C’est une victoire au goût de réparation pour des centaines de familles à Malika. Un nouveau décret, reçu le 8 janvier 2026, vient officialiser la reconnaissance de leurs occupations foncières, mettant un terme à une longue période d’incertitude et de lutte. Pour les résidents, cette décision marque une avancée décisive vers la régularisation de leur situation.
« Ce décret consacre enfin la reconnaissance de nos occupations à Malika et ouvre la voie à la réparation d’une injustice sociale qui dure depuis des années », a déclaré Libasse Diagne, coordonnateur du collectif Dialoba. Il a souligné que cette décision intervenait seulement cinq jours après une visite de soutien au Khalife général des Layennes, Seydina Mouhammadou Lamine Laye, renforçant le symbole de cette avancée.
Plusieurs facteurs ont motivé cette décision gouvernementale. Le texte vise principalement à résoudre la problématique de la superposition de titres fonciers, nombre d’entre eux étant antérieurs au décret de déclassement de la zone signé en 2023. De plus, il acte la « non-prise en compte des réalités d’occupations des sites » dans l’ancien Plan d’Urbanisme de Détail (PUD). La volonté de l’exécutif, appuyée par le rapport d’une commission ad hoc mise en place par le Premier Ministre Ousmane Sonko et une enquête de terrain, a été déterminante pour corriger ce que les collectifs qualifient d’ »injustice sociale subie par les populations autochtones ».
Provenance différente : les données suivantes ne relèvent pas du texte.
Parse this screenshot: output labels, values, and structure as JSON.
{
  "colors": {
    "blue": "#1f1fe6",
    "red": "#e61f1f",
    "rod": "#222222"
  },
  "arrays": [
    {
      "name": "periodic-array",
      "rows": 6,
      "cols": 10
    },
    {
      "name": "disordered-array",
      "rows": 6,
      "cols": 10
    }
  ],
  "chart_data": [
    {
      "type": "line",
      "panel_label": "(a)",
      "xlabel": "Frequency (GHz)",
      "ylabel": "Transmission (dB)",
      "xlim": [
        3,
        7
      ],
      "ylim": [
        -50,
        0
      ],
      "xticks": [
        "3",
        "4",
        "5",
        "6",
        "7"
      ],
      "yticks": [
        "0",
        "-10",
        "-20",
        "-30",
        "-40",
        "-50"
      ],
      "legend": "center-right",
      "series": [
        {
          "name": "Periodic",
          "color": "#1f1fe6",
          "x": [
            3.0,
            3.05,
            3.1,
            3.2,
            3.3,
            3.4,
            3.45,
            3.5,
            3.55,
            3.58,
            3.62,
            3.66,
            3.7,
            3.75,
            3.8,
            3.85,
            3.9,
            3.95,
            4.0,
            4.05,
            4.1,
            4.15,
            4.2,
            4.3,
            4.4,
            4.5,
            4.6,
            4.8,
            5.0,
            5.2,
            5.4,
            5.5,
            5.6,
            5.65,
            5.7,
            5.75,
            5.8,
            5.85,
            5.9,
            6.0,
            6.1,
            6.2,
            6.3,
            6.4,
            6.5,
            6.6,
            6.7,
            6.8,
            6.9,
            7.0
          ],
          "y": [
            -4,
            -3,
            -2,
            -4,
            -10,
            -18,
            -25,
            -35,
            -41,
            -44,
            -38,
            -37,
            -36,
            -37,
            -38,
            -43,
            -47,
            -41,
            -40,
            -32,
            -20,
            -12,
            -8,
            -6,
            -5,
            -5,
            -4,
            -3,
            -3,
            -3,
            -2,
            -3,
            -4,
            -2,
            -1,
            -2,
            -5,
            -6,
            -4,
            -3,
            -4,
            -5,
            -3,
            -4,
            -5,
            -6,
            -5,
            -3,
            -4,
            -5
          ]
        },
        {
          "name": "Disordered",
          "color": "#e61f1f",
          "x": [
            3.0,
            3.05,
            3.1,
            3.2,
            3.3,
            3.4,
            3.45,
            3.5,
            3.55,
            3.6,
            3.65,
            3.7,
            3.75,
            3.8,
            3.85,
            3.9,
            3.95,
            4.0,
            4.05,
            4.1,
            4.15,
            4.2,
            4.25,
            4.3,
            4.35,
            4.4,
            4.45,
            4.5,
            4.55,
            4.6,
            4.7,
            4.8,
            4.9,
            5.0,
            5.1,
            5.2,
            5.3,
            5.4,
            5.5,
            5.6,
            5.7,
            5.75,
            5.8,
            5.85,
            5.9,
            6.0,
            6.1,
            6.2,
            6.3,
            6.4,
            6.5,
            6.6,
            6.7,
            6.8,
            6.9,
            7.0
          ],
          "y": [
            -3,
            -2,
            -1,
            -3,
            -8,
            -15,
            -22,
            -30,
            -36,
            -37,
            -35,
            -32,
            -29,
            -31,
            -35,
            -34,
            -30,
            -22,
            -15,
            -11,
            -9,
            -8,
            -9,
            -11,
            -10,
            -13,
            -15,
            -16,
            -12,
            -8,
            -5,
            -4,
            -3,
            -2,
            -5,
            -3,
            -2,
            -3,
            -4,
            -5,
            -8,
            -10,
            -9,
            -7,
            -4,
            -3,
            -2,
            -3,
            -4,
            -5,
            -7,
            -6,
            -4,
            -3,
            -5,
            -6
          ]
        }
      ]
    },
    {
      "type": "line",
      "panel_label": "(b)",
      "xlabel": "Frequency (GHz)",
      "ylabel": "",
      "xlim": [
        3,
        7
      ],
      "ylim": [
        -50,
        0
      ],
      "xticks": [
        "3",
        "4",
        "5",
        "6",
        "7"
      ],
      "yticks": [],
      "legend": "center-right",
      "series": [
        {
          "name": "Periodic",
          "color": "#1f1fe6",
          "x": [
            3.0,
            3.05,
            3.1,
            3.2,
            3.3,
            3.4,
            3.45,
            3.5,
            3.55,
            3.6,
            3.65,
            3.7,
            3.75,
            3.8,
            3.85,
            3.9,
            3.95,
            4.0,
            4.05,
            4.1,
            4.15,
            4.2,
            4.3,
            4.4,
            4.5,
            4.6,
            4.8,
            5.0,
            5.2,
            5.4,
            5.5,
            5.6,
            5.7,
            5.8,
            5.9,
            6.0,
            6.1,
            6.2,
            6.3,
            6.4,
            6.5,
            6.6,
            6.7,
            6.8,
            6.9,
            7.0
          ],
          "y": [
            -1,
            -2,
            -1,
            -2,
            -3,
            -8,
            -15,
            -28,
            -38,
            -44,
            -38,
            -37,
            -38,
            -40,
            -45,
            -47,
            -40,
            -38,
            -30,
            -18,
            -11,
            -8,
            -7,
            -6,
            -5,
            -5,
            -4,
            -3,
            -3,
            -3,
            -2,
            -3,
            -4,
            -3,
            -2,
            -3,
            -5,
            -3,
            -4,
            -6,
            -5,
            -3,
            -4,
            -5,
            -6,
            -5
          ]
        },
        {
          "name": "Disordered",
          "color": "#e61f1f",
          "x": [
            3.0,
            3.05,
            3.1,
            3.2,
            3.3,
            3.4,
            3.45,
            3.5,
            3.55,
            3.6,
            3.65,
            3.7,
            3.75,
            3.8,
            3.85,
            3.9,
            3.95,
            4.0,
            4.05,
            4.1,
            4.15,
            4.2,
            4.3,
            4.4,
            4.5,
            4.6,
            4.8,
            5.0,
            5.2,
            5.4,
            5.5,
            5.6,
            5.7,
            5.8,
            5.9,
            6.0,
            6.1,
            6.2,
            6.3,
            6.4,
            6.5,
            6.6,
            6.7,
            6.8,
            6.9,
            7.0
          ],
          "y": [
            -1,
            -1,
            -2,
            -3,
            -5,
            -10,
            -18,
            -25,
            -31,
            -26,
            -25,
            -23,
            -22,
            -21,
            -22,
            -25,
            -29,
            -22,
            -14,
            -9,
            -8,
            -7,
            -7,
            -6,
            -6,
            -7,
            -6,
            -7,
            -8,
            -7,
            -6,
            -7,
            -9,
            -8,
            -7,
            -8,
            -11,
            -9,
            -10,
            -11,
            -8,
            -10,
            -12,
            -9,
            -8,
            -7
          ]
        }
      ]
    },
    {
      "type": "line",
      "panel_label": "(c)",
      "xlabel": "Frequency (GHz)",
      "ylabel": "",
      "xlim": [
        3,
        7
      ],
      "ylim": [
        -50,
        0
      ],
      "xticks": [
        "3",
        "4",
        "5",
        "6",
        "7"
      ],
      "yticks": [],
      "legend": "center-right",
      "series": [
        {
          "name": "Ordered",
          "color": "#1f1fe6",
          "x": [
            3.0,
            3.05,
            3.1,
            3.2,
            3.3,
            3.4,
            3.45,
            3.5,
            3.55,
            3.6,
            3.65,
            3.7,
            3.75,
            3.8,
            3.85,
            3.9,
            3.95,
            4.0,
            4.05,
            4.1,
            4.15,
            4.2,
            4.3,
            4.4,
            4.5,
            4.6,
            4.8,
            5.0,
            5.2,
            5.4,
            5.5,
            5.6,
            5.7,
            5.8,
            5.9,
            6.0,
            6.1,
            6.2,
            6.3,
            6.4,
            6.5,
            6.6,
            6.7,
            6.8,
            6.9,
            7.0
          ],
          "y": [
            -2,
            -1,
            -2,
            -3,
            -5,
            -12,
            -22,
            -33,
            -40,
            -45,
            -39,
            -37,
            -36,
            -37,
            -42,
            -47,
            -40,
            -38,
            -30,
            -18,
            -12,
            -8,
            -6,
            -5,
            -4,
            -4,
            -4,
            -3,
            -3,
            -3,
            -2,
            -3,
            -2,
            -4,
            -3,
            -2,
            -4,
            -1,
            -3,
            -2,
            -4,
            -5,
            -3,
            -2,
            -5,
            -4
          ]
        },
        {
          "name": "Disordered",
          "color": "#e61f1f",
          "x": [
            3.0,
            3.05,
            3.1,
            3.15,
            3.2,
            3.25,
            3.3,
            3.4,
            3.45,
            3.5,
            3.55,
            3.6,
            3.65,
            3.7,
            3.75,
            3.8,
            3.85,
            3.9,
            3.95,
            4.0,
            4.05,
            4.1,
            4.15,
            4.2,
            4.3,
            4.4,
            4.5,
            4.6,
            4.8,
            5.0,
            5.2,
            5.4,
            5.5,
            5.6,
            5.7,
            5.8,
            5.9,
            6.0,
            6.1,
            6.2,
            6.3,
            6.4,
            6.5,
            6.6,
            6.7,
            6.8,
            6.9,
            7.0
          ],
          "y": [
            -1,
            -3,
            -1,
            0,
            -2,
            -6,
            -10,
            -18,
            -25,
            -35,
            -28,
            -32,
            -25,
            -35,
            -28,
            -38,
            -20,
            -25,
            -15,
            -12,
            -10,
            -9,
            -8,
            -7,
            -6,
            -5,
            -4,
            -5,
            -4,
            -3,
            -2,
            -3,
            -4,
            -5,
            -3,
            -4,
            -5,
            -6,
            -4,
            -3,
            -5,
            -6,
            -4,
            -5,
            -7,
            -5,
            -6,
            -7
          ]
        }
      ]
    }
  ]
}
Si ce décret représente un « très grand pas », le combat n’est pas tout à fait terminé. Les résidents attendent désormais son application effective et concrète. La prochaine étape consiste en la publication du nouveau PUD par la Direction générale de l’urbanisme, suivie de la délivrance des actes individuels et des quitus de mainlevée par la Direction des domaines. Ces documents administratifs sont indispensables pour permettre aux familles de reprendre sereinement leurs travaux de construction.
En attendant la finalisation du processus, les collectifs ont exprimé leur gratitude envers « les autorités étatiques, le Khalife Général des Layennes ainsi que sa famille et toutes les personnes qui se sont impliquées dans la résolution définitive de ce dossier ».